In recent years, several states have proposed or enacted so-called Don’t Say Gay laws. The stated purpose of these laws is to prevent discussion of LGBT issues in schools. However, the real effect of these laws is to further marginalize and isolate LGBT students, who are already at high risk for bullying and suicide.
Dont Say Gay Laws
The first “Don’t Say Gay” law was proposed in Tennessee in 2011. The bill would have prohibited teachers from discussing any form of sexuality other than heterosexuality in grades K-8. Similar bills were proposed in South Carolina, Missouri, and Colorado, but all failed to pass.
In 2013, Arizona became the first state to enact a “Don’t Say Gay laws. The Law Prohibits schools from offering any instruction or materials that discuss LGBT topics. This includes everything from discussions in class to displays in the hallway.
The problem with “Don’t Say Gay” laws is that they only serve to further marginalize LGBT students. These students are already at high risk for bullying and suicide, and these laws only make it harder for them to get the support they need.
What Are Don’t Say Gay Laws
There’s no such thing as a “don’t say gay law” in Canada. However, there are hate speech laws that prohibit the promotion of hatred against people based on their sexual orientation. So while you’re free to express your opinions about homosexuality, you can’t do so in a way that could lead to discrimination or violence against LGBTQ+ people.
In recent years, several Canadian provinces have passed laws banning so-called “conversion therapy” – the controversial practice of trying to change someone’s sexual orientation from homosexual to heterosexual. These laws are designed to protect LGBTQ+ youth from being subjected to this harmful and discredited practice.
Why They Are Harmful
Conversion therapy is harmful because it tries to change something that is an essential part of a person’s identity. It also relies on the false premise that there is something wrong with being LGBTQ+. It can make people feel ashamed, guilty, and low in self-esteem as a consequence.
There is no evidence that conversion therapy works. It can often do more harm than good. If you or someone you know is considering conversion therapy, please reach out to a trusted Mental Health professional for support.
How to Challenge Them
If you’re facing discrimination or harassment because of your sexual orientation, there are a few things you can do.
- First, you can file a complaint with the Human Rights Commission in your province or territory. An investigation will be conducted and a resolution will be sought.
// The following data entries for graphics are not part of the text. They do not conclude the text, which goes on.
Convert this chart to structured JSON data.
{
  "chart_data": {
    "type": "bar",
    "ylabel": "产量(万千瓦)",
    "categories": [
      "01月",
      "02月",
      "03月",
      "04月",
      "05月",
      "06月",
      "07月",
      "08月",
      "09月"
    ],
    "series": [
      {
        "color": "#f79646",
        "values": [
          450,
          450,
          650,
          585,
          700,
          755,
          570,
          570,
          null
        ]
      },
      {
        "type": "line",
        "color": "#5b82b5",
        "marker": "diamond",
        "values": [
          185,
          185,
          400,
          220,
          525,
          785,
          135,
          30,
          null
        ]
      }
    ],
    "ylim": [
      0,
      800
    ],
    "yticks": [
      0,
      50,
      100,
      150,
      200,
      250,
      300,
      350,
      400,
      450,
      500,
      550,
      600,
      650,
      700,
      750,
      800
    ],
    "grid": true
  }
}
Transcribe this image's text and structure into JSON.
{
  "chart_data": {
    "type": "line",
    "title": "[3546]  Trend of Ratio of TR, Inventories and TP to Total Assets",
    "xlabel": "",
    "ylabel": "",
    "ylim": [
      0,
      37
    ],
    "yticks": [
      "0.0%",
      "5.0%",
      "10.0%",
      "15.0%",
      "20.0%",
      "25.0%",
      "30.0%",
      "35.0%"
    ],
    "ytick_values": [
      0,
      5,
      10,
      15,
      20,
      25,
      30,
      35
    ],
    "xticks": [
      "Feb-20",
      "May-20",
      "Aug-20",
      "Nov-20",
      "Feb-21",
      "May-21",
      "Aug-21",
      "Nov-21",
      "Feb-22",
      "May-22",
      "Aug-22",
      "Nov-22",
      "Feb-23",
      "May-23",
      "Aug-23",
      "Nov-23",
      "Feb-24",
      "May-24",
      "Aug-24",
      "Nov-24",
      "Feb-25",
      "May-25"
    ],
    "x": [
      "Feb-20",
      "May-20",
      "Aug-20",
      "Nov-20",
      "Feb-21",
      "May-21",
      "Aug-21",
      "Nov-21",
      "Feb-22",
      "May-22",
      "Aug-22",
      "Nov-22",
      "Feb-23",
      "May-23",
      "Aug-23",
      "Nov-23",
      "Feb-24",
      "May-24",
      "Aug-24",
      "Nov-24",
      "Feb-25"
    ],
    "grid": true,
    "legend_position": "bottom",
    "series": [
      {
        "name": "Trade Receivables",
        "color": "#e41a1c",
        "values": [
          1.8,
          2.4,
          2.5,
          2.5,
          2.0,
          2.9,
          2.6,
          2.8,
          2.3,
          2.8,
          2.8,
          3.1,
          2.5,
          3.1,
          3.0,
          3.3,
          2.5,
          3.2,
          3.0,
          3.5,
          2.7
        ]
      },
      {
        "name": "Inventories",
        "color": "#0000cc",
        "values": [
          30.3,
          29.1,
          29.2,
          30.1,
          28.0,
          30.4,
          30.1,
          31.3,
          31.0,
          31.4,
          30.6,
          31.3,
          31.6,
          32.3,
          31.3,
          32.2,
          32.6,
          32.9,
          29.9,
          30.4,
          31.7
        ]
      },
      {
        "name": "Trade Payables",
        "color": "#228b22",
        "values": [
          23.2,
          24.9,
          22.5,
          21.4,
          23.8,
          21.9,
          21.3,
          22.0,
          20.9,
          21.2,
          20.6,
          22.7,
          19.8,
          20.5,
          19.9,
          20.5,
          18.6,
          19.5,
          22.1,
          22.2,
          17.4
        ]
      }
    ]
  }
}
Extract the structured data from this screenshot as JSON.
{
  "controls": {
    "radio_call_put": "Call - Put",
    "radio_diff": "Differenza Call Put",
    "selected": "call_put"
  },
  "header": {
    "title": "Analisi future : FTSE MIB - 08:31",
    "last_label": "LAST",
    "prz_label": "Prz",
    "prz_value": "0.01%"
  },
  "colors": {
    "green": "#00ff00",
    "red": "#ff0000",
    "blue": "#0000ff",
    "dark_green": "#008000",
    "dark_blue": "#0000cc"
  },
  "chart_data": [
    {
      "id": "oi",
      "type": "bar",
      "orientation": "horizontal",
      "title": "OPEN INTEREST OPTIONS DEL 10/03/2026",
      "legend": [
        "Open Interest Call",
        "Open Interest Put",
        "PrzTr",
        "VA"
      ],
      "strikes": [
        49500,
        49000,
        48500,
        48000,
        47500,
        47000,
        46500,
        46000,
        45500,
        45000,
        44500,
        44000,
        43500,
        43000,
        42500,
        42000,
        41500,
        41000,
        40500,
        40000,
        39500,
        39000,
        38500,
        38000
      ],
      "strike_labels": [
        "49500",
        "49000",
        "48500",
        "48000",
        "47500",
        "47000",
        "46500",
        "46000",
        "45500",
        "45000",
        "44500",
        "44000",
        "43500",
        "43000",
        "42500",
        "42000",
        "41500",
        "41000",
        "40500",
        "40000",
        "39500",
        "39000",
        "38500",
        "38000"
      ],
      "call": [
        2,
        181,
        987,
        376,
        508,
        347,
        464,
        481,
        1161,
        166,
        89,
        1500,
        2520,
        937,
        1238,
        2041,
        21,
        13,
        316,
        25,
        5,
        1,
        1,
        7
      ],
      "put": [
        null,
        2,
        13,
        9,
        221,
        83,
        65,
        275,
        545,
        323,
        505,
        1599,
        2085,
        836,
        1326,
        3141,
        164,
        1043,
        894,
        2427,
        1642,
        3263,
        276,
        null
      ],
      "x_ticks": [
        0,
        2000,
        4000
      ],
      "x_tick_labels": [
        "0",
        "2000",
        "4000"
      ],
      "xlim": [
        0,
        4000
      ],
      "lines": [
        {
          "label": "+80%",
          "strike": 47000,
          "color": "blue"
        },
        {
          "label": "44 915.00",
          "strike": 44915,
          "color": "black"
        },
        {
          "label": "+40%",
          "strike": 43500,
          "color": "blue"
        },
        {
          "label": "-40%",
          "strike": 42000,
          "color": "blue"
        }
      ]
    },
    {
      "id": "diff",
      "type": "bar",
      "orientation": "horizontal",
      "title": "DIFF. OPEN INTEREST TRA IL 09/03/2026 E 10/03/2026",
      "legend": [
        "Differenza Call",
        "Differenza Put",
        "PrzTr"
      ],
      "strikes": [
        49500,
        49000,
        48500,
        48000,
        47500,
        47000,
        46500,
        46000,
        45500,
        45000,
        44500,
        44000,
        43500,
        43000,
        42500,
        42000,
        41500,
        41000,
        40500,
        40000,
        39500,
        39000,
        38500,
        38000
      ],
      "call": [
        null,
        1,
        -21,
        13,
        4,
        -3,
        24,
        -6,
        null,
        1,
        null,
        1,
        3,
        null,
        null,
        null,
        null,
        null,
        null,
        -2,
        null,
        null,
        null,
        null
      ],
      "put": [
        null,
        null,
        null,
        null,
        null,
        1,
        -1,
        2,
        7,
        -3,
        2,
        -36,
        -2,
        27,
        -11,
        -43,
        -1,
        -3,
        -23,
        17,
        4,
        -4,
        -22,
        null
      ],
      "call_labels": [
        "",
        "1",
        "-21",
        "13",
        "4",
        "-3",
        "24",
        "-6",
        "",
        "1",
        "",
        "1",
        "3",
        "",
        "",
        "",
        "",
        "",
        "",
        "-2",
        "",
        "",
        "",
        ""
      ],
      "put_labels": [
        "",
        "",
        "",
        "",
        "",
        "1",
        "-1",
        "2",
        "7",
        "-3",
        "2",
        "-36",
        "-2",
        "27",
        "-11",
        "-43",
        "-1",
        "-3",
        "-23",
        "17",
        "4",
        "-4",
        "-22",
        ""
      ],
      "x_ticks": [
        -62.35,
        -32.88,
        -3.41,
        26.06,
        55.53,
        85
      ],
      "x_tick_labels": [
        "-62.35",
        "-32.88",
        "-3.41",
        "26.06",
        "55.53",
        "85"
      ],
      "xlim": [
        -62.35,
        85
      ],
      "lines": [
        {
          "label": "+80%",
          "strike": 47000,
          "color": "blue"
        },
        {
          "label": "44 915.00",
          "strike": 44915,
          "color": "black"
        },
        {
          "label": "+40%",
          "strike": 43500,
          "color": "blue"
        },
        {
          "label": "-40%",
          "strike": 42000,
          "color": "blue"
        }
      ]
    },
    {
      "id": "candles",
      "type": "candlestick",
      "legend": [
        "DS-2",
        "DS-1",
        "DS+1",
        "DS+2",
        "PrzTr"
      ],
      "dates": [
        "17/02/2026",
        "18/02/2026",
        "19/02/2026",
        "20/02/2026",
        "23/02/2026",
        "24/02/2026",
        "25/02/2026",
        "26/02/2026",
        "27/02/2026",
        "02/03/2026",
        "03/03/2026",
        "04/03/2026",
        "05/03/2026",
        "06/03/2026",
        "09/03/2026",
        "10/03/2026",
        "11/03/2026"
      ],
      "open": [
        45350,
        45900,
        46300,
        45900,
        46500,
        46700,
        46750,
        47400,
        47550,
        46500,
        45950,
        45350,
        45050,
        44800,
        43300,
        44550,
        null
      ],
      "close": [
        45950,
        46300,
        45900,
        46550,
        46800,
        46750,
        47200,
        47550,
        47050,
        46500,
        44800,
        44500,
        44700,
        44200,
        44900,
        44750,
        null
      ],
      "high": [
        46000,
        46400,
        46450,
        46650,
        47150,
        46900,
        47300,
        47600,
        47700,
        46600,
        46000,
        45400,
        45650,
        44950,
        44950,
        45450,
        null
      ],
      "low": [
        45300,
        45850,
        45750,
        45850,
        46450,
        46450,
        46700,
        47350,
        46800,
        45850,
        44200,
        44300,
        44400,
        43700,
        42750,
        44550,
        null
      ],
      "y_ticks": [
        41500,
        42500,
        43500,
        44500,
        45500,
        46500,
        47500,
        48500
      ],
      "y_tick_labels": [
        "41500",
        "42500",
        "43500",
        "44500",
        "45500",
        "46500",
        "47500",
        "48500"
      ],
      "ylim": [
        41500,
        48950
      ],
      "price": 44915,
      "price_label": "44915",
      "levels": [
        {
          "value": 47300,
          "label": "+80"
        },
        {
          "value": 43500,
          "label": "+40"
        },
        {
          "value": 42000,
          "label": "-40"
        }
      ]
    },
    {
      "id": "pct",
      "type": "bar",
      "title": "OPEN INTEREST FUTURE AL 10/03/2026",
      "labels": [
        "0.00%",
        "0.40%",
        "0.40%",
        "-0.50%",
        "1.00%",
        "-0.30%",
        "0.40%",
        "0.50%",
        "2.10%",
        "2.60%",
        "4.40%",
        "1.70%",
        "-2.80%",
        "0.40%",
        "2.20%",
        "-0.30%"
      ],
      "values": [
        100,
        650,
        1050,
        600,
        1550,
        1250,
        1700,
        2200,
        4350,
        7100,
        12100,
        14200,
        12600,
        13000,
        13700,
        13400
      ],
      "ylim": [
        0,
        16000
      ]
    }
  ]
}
- You can also take legal action. You can sue the person or organization responsible for the discrimination, or file a human rights complaint with the Canadian Human Rights Tribunal.
- Finally, you can reach out to LGBTQ+ organizations for support and advice. These organizations can help you navigate the legal system and connect you with other resources.
Resources for More Information
If you need more information or support, there are a few organizations you can contact. In Canada, you can reach out to Egale Canada for advice and support. They also have a national helpline that you can call at 1-888-204-7777.
This is a serious matter, and it is not appropriate to use language that could be seen as making light of the situation. If you are writing about this topic, please do so with care and respect.
Don’t Say Gay laws are harmful and should be repealed. These laws do nothing but further marginalize LGBT students, who are already at a high risk for bullying and suicide. We need to repeal these harmful laws so that all students can get the support they need.